“A writer never has a vacation. For a writer, life consists of either writing or thinking about writing.” — Eugene Ionesco
As I was teeing up my golf ball one day, I noticed the name on the ball was Crystal. Aha, I thought. I know the perfect name for my character. She’ll be called Pearl. Stay with me. I don’t always do straight line thinking. Crystal reminded me of a pearl, which is a perfect name for the character in my historical short story. This demonstrates that I think about writing while in the midst of other activities.
When I first met my future in-laws, I was fascinated by the patriarch’s extensive stamp collection, his brother-in-law’s love of fishing from his motor boat on the lake, the small town they lived in, and the scary idea that most of the people knew each other and all their juicy gossip. In my mind, those details created a convoluted family murder mystery waiting to be written. I’m still working on that one.

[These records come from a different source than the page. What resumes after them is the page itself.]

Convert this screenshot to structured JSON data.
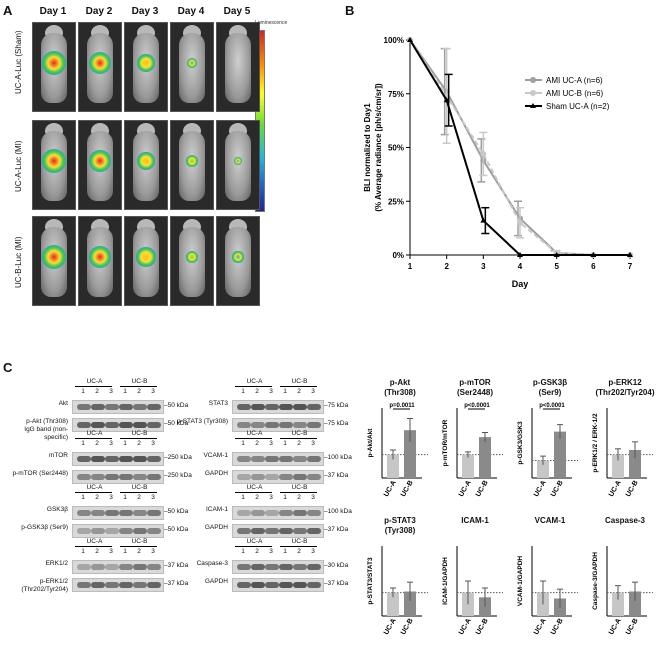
{
  "panels": {
    "a": "A",
    "b": "B",
    "c": "C"
  },
  "panel_a": {
    "days": [
      "Day 1",
      "Day 2",
      "Day 3",
      "Day 4",
      "Day 5"
    ],
    "rows": [
      "UC-A-Luc (Sham)",
      "UC-A-Luc (MI)",
      "UC-B-Luc (MI)"
    ],
    "colorbar_title": "Luminescence"
  },
  "chart_data": [
    {
      "type": "line",
      "panel": "B",
      "xlabel": "Day",
      "ylabel": "BLI  normalized to Day1\n(% Average radiance [ph/s/cm/sr])",
      "x": [
        1,
        2,
        3,
        4,
        5,
        6,
        7
      ],
      "xlim": [
        1,
        7
      ],
      "ylim": [
        0,
        100
      ],
      "yticks": [
        "0%",
        "25%",
        "50%",
        "75%",
        "100%"
      ],
      "series": [
        {
          "name": "AMI UC-A (n=6)",
          "color": "#9e9e9e",
          "values": [
            100,
            76,
            44,
            17,
            1,
            0,
            0
          ],
          "err": [
            0,
            20,
            10,
            8,
            1,
            0,
            0
          ]
        },
        {
          "name": "AMI UC-B (n=6)",
          "color": "#c8c8c8",
          "dashed": true,
          "values": [
            100,
            74,
            47,
            15,
            1,
            0,
            0
          ],
          "err": [
            0,
            22,
            10,
            7,
            1,
            0,
            0
          ]
        },
        {
          "name": "Sham UC-A (n=2)",
          "color": "#000000",
          "values": [
            100,
            72,
            16,
            0,
            0,
            0,
            0
          ],
          "err": [
            0,
            12,
            6,
            0,
            0,
            0,
            0
          ]
        }
      ],
      "legend": "top-right"
    },
    {
      "type": "bar",
      "title": "p-Akt\n(Thr308)",
      "ylabel": "p-Akt/Akt",
      "categories": [
        "UC-A",
        "UC-B"
      ],
      "values": [
        1.0,
        2.05
      ],
      "err": [
        0.2,
        0.5
      ],
      "ylim": [
        0,
        3
      ],
      "pvalue": "p=0.0011"
    },
    {
      "type": "bar",
      "title": "p-mTOR\n(Ser2448)",
      "ylabel": "p-mTOR/mTOR",
      "categories": [
        "UC-A",
        "UC-B"
      ],
      "values": [
        1.0,
        1.75
      ],
      "err": [
        0.12,
        0.2
      ],
      "ylim": [
        0,
        3
      ],
      "pvalue": "p<0.0001"
    },
    {
      "type": "bar",
      "title": "p-GSK3β\n(Ser9)",
      "ylabel": "p-GSK3/GSK3",
      "categories": [
        "UC-A",
        "UC-B"
      ],
      "values": [
        1.0,
        2.65
      ],
      "err": [
        0.25,
        0.4
      ],
      "ylim": [
        0,
        4
      ],
      "pvalue": "p<0.0001"
    },
    {
      "type": "bar",
      "title": "p-ERK12\n(Thr202/Tyr204)",
      "ylabel": "p-ERK1/2 / ERK-1/2",
      "categories": [
        "UC-A",
        "UC-B"
      ],
      "values": [
        1.0,
        1.2
      ],
      "err": [
        0.25,
        0.35
      ],
      "ylim": [
        0,
        3
      ],
      "pvalue": ""
    },
    {
      "type": "bar",
      "title": "p-STAT3\n(Tyr308)",
      "ylabel": "p-STAT3/STAT3",
      "categories": [
        "UC-A",
        "UC-B"
      ],
      "values": [
        1.0,
        1.05
      ],
      "err": [
        0.2,
        0.4
      ],
      "ylim": [
        0,
        3
      ],
      "pvalue": ""
    },
    {
      "type": "bar",
      "title": "ICAM-1",
      "ylabel": "ICAM-1/GAPDH",
      "categories": [
        "UC-A",
        "UC-B"
      ],
      "values": [
        1.0,
        0.8
      ],
      "err": [
        0.5,
        0.4
      ],
      "ylim": [
        0,
        3
      ],
      "pvalue": ""
    },
    {
      "type": "bar",
      "title": "VCAM-1",
      "ylabel": "VCAM-1/GAPDH",
      "categories": [
        "UC-A",
        "UC-B"
      ],
      "values": [
        1.0,
        0.75
      ],
      "err": [
        0.5,
        0.4
      ],
      "ylim": [
        0,
        3
      ],
      "pvalue": ""
    },
    {
      "type": "bar",
      "title": "Caspase-3",
      "ylabel": "Caspase-3/GAPDH",
      "categories": [
        "UC-A",
        "UC-B"
      ],
      "values": [
        1.0,
        1.05
      ],
      "err": [
        0.3,
        0.4
      ],
      "ylim": [
        0,
        3
      ],
      "pvalue": ""
    }
  ],
  "blots": {
    "groups": [
      "UC-A",
      "UC-B"
    ],
    "lanes": [
      "1",
      "2",
      "3",
      "1",
      "2",
      "3"
    ],
    "left": [
      {
        "rows": [
          "Akt",
          "p-Akt (Thr308)\nIgG band (non-specific)"
        ],
        "kda": [
          "50 kDa",
          "50 kDa"
        ]
      },
      {
        "rows": [
          "mTOR",
          "p-mTOR (Ser2448)"
        ],
        "kda": [
          "250 kDa",
          "250 kDa"
        ]
      },
      {
        "rows": [
          "GSK3β",
          "p-GSK3β (Ser9)"
        ],
        "kda": [
          "50 kDa",
          "50 kDa"
        ]
      },
      {
        "rows": [
          "ERK1/2",
          "p-ERK1/2\n(Thr202/Tyr204)"
        ],
        "kda": [
          "37 kDa",
          "37 kDa"
        ]
      }
    ],
    "right": [
      {
        "rows": [
          "STAT3",
          "p-STAT3 (Tyr308)"
        ],
        "kda": [
          "75 kDa",
          "75 kDa"
        ]
      },
      {
        "rows": [
          "VCAM-1",
          "GAPDH"
        ],
        "kda": [
          "100 kDa",
          "37 kDa"
        ]
      },
      {
        "rows": [
          "ICAM-1",
          "GAPDH"
        ],
        "kda": [
          "100 kDa",
          "37 kDa"
        ]
      },
      {
        "rows": [
          "Caspase-3",
          "GAPDH"
        ],
        "kda": [
          "30 kDa",
          "37 kDa"
        ]
      }
    ]
  }
}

As I was reading Claire Murray’s February 21st blog, “Finding Something to Write About,” I started thinking about how I find ideas for my stories. When I sit in a waiting room, on a plane, or in a restaurant, I sometimes overhear conversations that tweak my interest. I may discover a plot idea, an interesting scenario, an intriguing title, or see a person I feel would make a fascinating character.
Reading books or magazine articles sometimes gives me ideas. Because I also recognize some of the TV stories that are “ripped from the headlines,” I’ve started paying more attention to the news. Reading newspapers or listening to the news also gives me the opportunity to do a “what if” story. Tim Franklin’s February 27th blog addresses the “What if?” in a fascinating take on the demise of the dinosaurs.
My cousins-in-law were going through their aunt’s belongings helping her decide what should be given to family members, sold at auction, donated to the local historical society, or trashed. I was intrigued by the contents of an old, unwanted notebook. The cousins gave it to me. That notebook provided the plot for “Pearl’s Legacy,” which I’m preparing for a short story contest.
I keep a supply of notebooks, pens, and pencils in every room in the house and notebooks in various sizes to fit my purses, bags, and suitcases to catch any fleeting ideas before they escape my grasp. My handy, idea filled notebooks help jump start my writing long before I face that intimidating blank screen. Without my notebooks, I think I’d still be staring at a sea of white space without a clue of what I should write about.